Once again Butler has given me an unexpected ending to what I thought was going to be an ‘another one of those’ story.
As I’ve mention in previous posts, the story is about two immortal and powerful characters with opposing desires. With this format in most writers hands you’d expect that one character would be ‘good’ and the other ‘evil’ and they’d have a battle of some kind.
As with the Xenogenesis series, though, that’s not how it turned out. Although the characters did battle, in a way, it was a battle of wills. Not a ‘who can kill who’ but who can influence who to do what they want. At first I was slightly annoyed by this, because one character the ‘villain’ is so powerful that he could instantly kill the ‘hero’ at any time he chose, but doesn’t because of various reasons. First she’s useful to him, then she makes him need her for other reasons, but still he could kill her at any time. Which at first made me kind of annoyed, that she was living by the whim of someone else.
But, if you’re going to look at it that way, then I am only alive by the ‘whims’ of everyone around me.
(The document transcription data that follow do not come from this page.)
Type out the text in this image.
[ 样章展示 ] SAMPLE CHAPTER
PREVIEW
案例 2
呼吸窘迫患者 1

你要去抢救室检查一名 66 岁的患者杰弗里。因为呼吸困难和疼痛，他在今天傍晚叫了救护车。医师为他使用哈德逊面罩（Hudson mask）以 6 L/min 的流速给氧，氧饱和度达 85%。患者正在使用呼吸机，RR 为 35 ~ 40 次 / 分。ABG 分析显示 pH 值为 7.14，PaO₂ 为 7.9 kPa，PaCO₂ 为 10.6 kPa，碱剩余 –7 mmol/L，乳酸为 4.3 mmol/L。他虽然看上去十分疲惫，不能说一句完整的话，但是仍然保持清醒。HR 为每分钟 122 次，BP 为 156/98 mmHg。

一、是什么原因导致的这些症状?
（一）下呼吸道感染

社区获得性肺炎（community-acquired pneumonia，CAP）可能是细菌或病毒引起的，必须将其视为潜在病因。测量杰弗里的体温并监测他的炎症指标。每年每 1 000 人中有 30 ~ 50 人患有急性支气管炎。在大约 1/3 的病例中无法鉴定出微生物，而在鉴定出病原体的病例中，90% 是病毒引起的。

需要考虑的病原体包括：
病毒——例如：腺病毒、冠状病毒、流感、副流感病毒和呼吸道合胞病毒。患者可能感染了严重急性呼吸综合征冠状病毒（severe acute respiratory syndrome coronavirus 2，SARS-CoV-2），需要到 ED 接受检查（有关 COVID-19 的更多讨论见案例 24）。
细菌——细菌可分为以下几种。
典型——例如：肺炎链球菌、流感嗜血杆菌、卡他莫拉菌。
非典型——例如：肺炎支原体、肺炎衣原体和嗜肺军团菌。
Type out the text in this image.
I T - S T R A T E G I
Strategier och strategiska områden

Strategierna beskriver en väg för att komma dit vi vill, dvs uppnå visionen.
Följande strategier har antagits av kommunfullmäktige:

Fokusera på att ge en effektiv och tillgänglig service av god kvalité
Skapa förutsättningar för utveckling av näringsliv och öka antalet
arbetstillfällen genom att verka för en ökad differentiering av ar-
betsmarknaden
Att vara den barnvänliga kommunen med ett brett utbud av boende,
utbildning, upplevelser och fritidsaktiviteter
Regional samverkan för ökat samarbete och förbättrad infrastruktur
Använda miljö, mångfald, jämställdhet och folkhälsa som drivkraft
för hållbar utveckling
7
Anyone, if they really wanted to, could kill me. I’d have no way to be prepared for it at all. They don’t because they are good humans, and also care about me. In this story, instead of fighting with violence, the hero prevents the villain (I am using these terms very loosely for convenience) from killing her by finding, and bringing out the human side of him, and by making him care for her. She can’t escape him, or get rid of him, so she finds a way to live with him.
This, so far, has been the theme in the Butler books I’ve read. People don’t solve problems (not the main ones, anyway[the exception being the climax of Kindred]) by fighting, but with compromise and adaption.
Interesting read, and a great author!